Q: ブンギン島の人々が、かつての伝統的な暮らしから離れていく様子を撮影するにあたり、なぜマッカディア家の人々を取り上げたのですか? また、彼らとの出会いについて教えてください。

YA: 私がまだ高校2年生の時、学校の壁新聞を作るため、ブンギン島にインタビューに行きました。その時マッカディア家のお父さんから、バジョ族に伝わる旗を見せてもらったのです。当時は村に宿泊施設が無かったため、彼の家に泊めてもらいました。これが、私とマッカディア家の人々の出会いです。

 10年後、今回の映画を作るため再びこの島を訪れた時、ずいぶんと島が変わっていることに驚かされました。たとえば、当時は本島と島の行き来が船のみだったのに、今では橋が架かり、島民がオートバイで行き来できるようになっていました。しかし、長い撮影の中で、変化が起こっているのは島だけではなかったのです。お世話になったマッカディア家の人々にも様々な変化が起こり、印象的でした。長男は村長選挙に出馬し、新しい島の政治に向けて動き出しており、次男は昔ながらの漁を行いながらも、経済的にはとても困っていました。また三男のアリフは将来、漁師になろうか、それとも学校で学んできたスキルを活かして、新しい商売をはじめようか迷っていました。この兄弟間の対照がおもしろいと思いました。以前、テレビでジャーナリスティックなドキュメンタリー番組は作っていましたが、今回の作品では、家族の一部のようになって、もっとパーソナルな目線で見てみたい、そう思ったのです。

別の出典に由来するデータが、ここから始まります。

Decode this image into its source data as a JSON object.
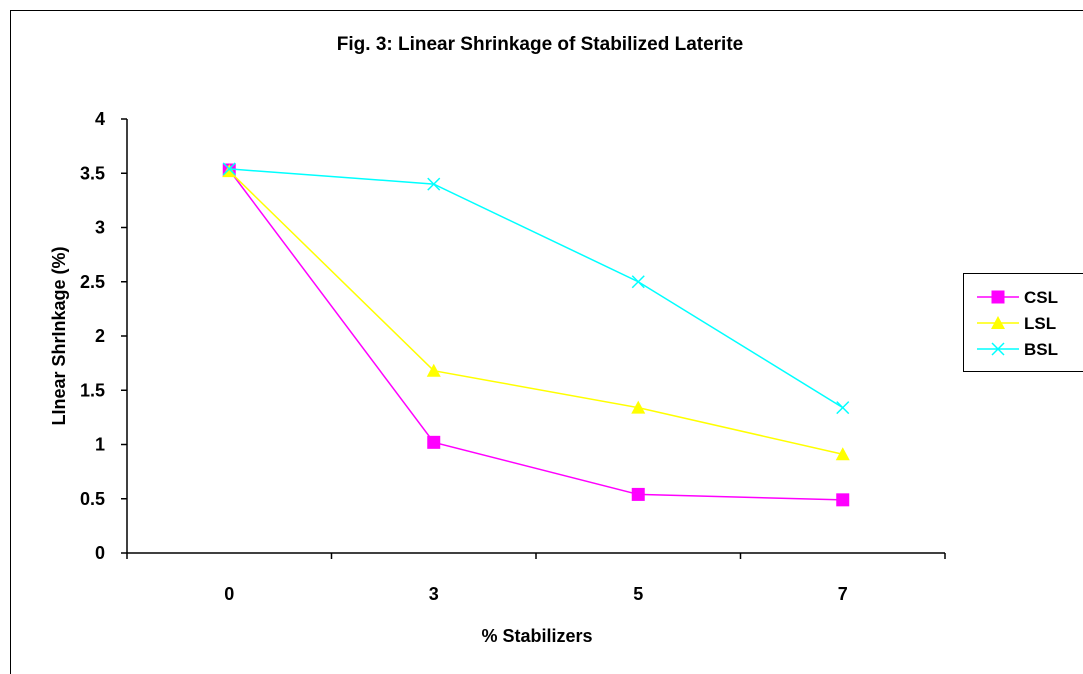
{
  "chart_data": {
    "type": "line",
    "title": "Fig. 3: Linear Shrinkage of Stabilized Laterite",
    "xlabel": "% Stabilizers",
    "ylabel": "LInear ShrInkage (%)",
    "categories": [
      "0",
      "3",
      "5",
      "7"
    ],
    "ylim": [
      0,
      4
    ],
    "yticks": [
      "0",
      "0.5",
      "1",
      "1.5",
      "2",
      "2.5",
      "3",
      "3.5",
      "4"
    ],
    "grid": false,
    "legend_position": "right",
    "series": [
      {
        "name": "CSL",
        "values": [
          3.53,
          1.02,
          0.54,
          0.49
        ],
        "color": "#ff00ff",
        "marker": "square"
      },
      {
        "name": "LSL",
        "values": [
          3.52,
          1.68,
          1.34,
          0.91
        ],
        "color": "#ffff00",
        "marker": "triangle"
      },
      {
        "name": "BSL",
        "values": [
          3.54,
          3.4,
          2.5,
          1.34
        ],
        "color": "#00ffff",
        "marker": "x"
      }
    ]
  }
}
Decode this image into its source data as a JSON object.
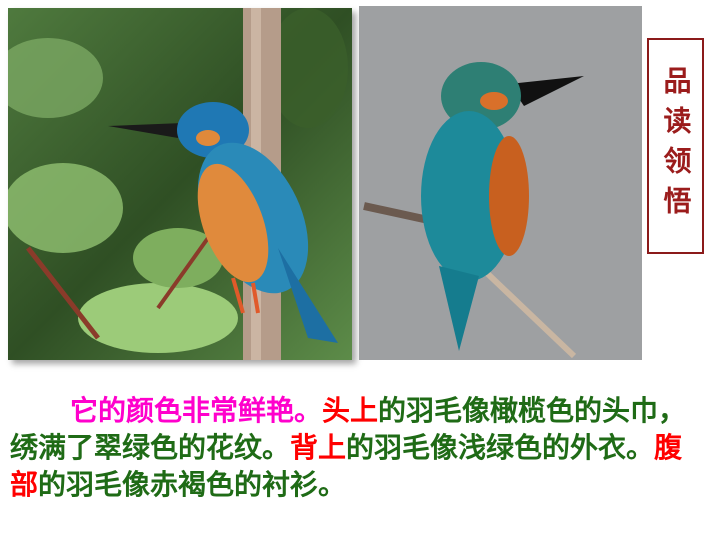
{
  "side_label": "品读领悟",
  "caption": {
    "intro": "它的颜色非常鲜艳。",
    "head_term": "头上",
    "head_desc": "的羽毛像橄榄色的头巾，绣满了翠绿色的花纹。",
    "back_term": "背上",
    "back_desc": "的羽毛像浅绿色的外衣。",
    "belly_term": "腹部",
    "belly_desc": "的羽毛像赤褐色的衬衫。"
  },
  "colors": {
    "intro": "#ff00cc",
    "terms": "#ff0000",
    "body_text": "#1f6b16",
    "label_border": "#8b1a1a"
  },
  "images": {
    "left": "kingfisher-photo-on-branch",
    "right": "kingfisher-photo-gray-background"
  }
}
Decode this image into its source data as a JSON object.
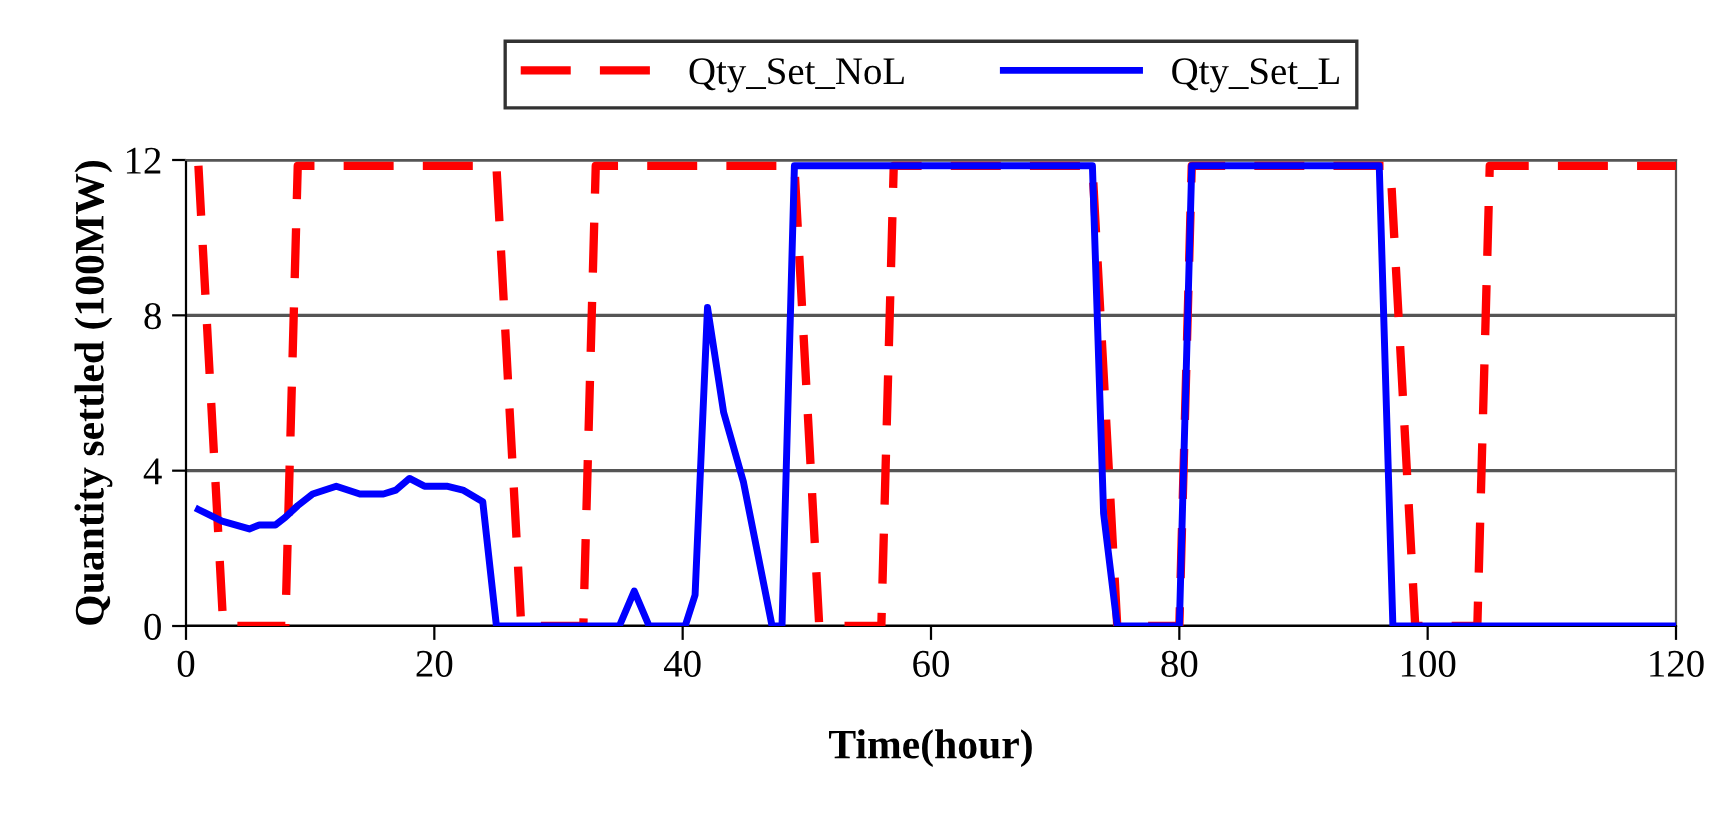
{
  "chart_data": {
    "type": "line",
    "xlabel": "Time(hour)",
    "ylabel": "Quantity settled (100MW)",
    "xlim": [
      0,
      120
    ],
    "xticks": [
      0,
      20,
      40,
      60,
      80,
      100,
      120
    ],
    "ylim": [
      0,
      12
    ],
    "yticks": [
      0,
      4,
      8,
      12
    ],
    "grid": "y",
    "legend": "top",
    "marker": "none",
    "series": [
      {
        "name": "Qty_Set_NoL",
        "color": "#ff0000",
        "line_style": "dashed",
        "x": [
          1,
          3,
          8,
          9,
          25,
          27,
          32,
          33,
          49,
          51,
          56,
          57,
          73,
          75,
          80,
          81,
          97,
          99,
          104,
          105,
          120
        ],
        "values": [
          11.85,
          0,
          0,
          11.85,
          11.85,
          0,
          0,
          11.85,
          11.85,
          0,
          0,
          11.85,
          11.85,
          0,
          0,
          11.85,
          11.85,
          0,
          0,
          11.85,
          11.85
        ]
      },
      {
        "name": "Qty_Set_L",
        "color": "#0000ff",
        "line_style": "solid",
        "x": [
          1,
          2.9,
          5.1,
          5.9,
          7.2,
          8,
          9,
          10.2,
          12.1,
          14,
          15.9,
          16.9,
          18,
          19.2,
          21,
          22.3,
          23.9,
          25,
          34.9,
          36.1,
          37.3,
          40.2,
          41,
          42,
          43.3,
          44.9,
          47.2,
          48,
          49,
          73,
          73.9,
          75,
          80,
          81,
          96.1,
          97.2,
          120
        ],
        "values": [
          3.0,
          2.7,
          2.5,
          2.6,
          2.6,
          2.8,
          3.1,
          3.4,
          3.6,
          3.4,
          3.4,
          3.5,
          3.8,
          3.6,
          3.6,
          3.5,
          3.2,
          0,
          0,
          0.9,
          0,
          0,
          0.8,
          8.2,
          5.5,
          3.7,
          0,
          0,
          11.85,
          11.85,
          2.9,
          0,
          0,
          11.85,
          11.85,
          0,
          0
        ]
      }
    ]
  }
}
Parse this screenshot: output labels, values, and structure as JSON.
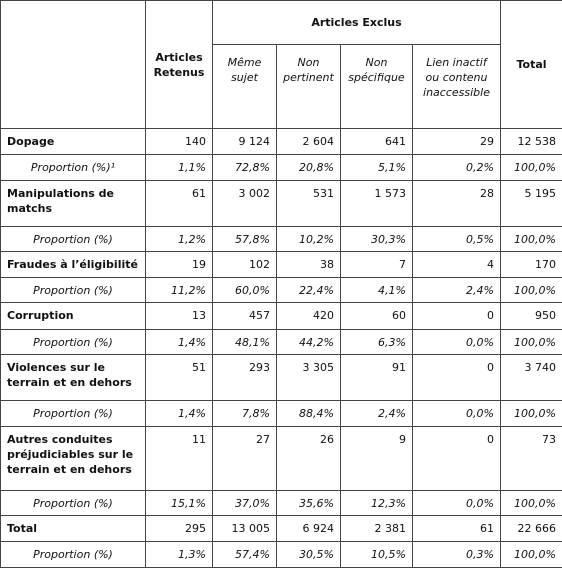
{
  "header": {
    "retenus": "Articles Retenus",
    "exclus": "Articles Exclus",
    "exclus_columns": [
      "Même sujet",
      "Non pertinent",
      "Non spécifique",
      "Lien inactif ou contenu inaccessible"
    ],
    "total": "Total"
  },
  "rows": [
    {
      "label": "Dopage",
      "values": [
        "140",
        "9 124",
        "2 604",
        "641",
        "29",
        "12 538"
      ]
    },
    {
      "label": "Proportion (%)¹",
      "values": [
        "1,1%",
        "72,8%",
        "20,8%",
        "5,1%",
        "0,2%",
        "100,0%"
      ]
    },
    {
      "label": "Manipulations de matchs",
      "values": [
        "61",
        "3 002",
        "531",
        "1 573",
        "28",
        "5 195"
      ]
    },
    {
      "label": "Proportion (%)",
      "values": [
        "1,2%",
        "57,8%",
        "10,2%",
        "30,3%",
        "0,5%",
        "100,0%"
      ]
    },
    {
      "label": "Fraudes à l’éligibilité",
      "values": [
        "19",
        "102",
        "38",
        "7",
        "4",
        "170"
      ]
    },
    {
      "label": "Proportion (%)",
      "values": [
        "11,2%",
        "60,0%",
        "22,4%",
        "4,1%",
        "2,4%",
        "100,0%"
      ]
    },
    {
      "label": "Corruption",
      "values": [
        "13",
        "457",
        "420",
        "60",
        "0",
        "950"
      ]
    },
    {
      "label": "Proportion (%)",
      "values": [
        "1,4%",
        "48,1%",
        "44,2%",
        "6,3%",
        "0,0%",
        "100,0%"
      ]
    },
    {
      "label": "Violences sur le terrain et en dehors",
      "values": [
        "51",
        "293",
        "3 305",
        "91",
        "0",
        "3 740"
      ]
    },
    {
      "label": "Proportion (%)",
      "values": [
        "1,4%",
        "7,8%",
        "88,4%",
        "2,4%",
        "0,0%",
        "100,0%"
      ]
    },
    {
      "label": "Autres conduites préjudiciables sur le terrain et en dehors",
      "values": [
        "11",
        "27",
        "26",
        "9",
        "0",
        "73"
      ]
    },
    {
      "label": "Proportion (%)",
      "values": [
        "15,1%",
        "37,0%",
        "35,6%",
        "12,3%",
        "0,0%",
        "100,0%"
      ]
    },
    {
      "label": "Total",
      "values": [
        "295",
        "13 005",
        "6 924",
        "2 381",
        "61",
        "22 666"
      ]
    },
    {
      "label": "Proportion (%)",
      "values": [
        "1,3%",
        "57,4%",
        "30,5%",
        "10,5%",
        "0,3%",
        "100,0%"
      ]
    }
  ]
}
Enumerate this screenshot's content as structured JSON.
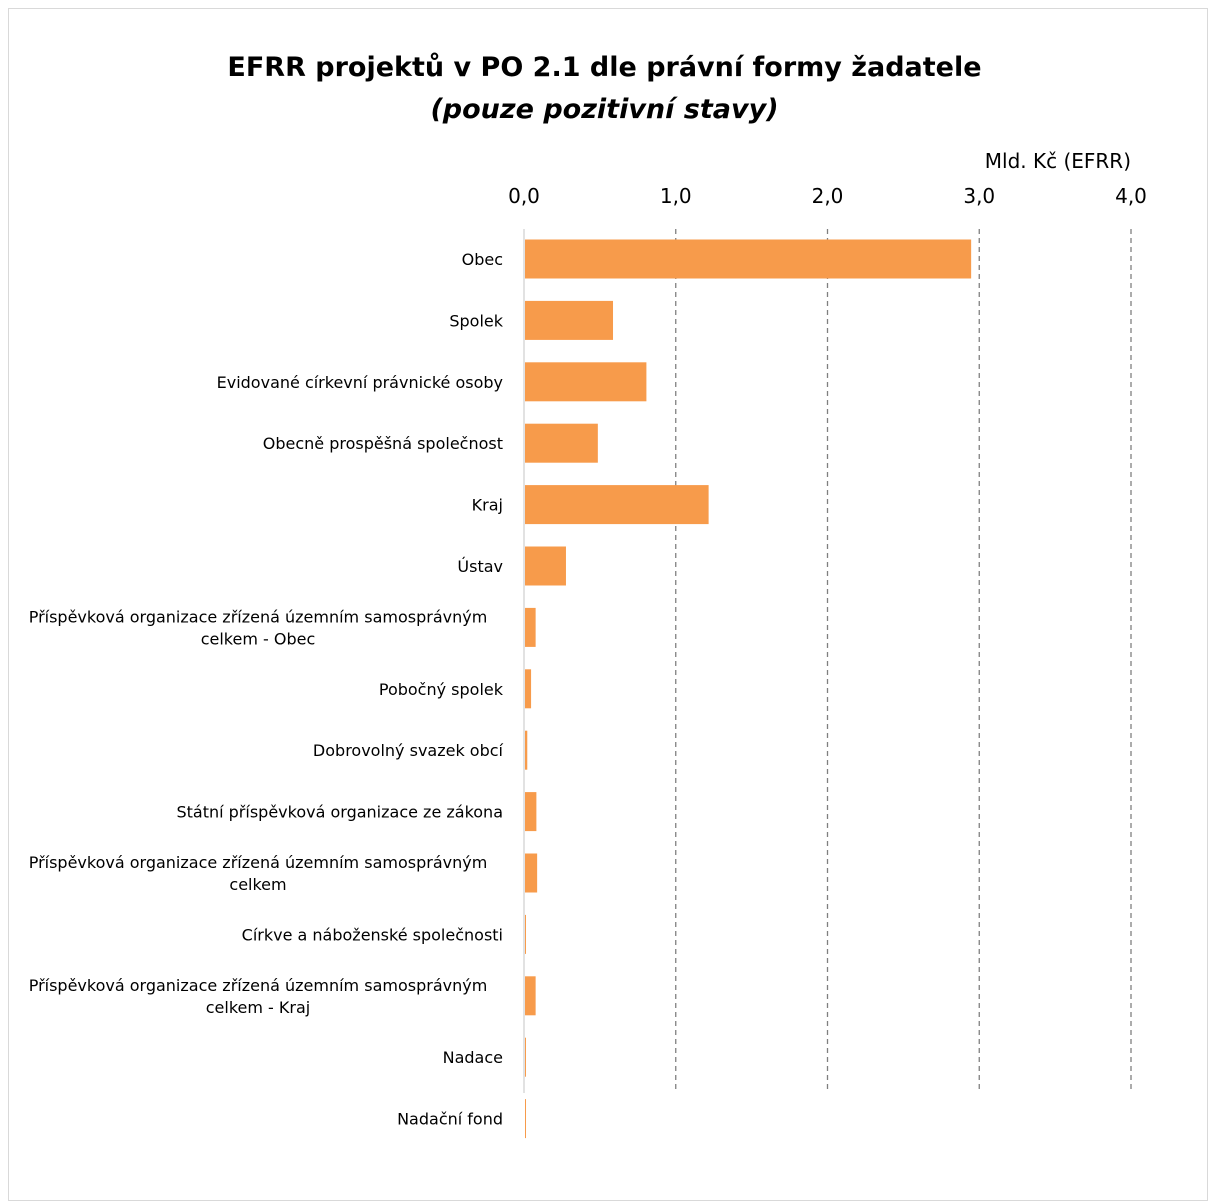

Q: 作品タイトル『海上の三日月』は、どのような意図でつけられたのですか?

YA: もともとブンギンというのは、バジョの人たちの言葉で、さんご礁の上に白い砂が溜まってできた島のことを指します。この島は、上から見ると三日月の形をしており、海の只中にあるので、このようなタイトルをつけました。

 また、バジョの人たちは今、時代に揺れ動いています。私は、伝統は守らなければ埋もれてしまうものだと考えています。ブンギン島の人たちの家も、いつかは海に沈んでしまうかもしれません。伝統的な生活が薄れていっている事実と、それが実際に起こっている島の成り立ちをかけて、このタイトルをつけました。

Q: 映画の中に、お父さんが息子にお金を渡す場面や、村長選挙の集会でお金に関する話題が出ている場面がありました。これらのシーンから、ブンギン島にもお金至上主義というような流れがあるのかと気になったのですが?

YA: お金至上主義というのは、ブンギン島にもあります。私が島を訪れた1997年、2003年、2007年でも、はっきりとした違いが出ています。1997年の時は、モーターつきの船でしか島に行けなかったのですが、「お金なんていらないよ、せっかく俺たちの生活を撮りにきてくれた人なんだから」と、家族のような感覚で船に乗せてくれました。それが、2003年に訪れた時は、お金を渡したほうが、より便宜を図ってくれるようになっていました。さらに撮影をした2007年は、村長選挙でも分かるように、お金至上主義が島に根づいてしまっていました。

 マッカディア家の父親が息子のためにお金を一所懸命集めているのは、息子への愛情からくるものでした。なぜ最初にそのシーンを入れたかというと、父親の愛情と、村長選挙に表れていた村民の欲を、対照させて見てもらいたかったからです。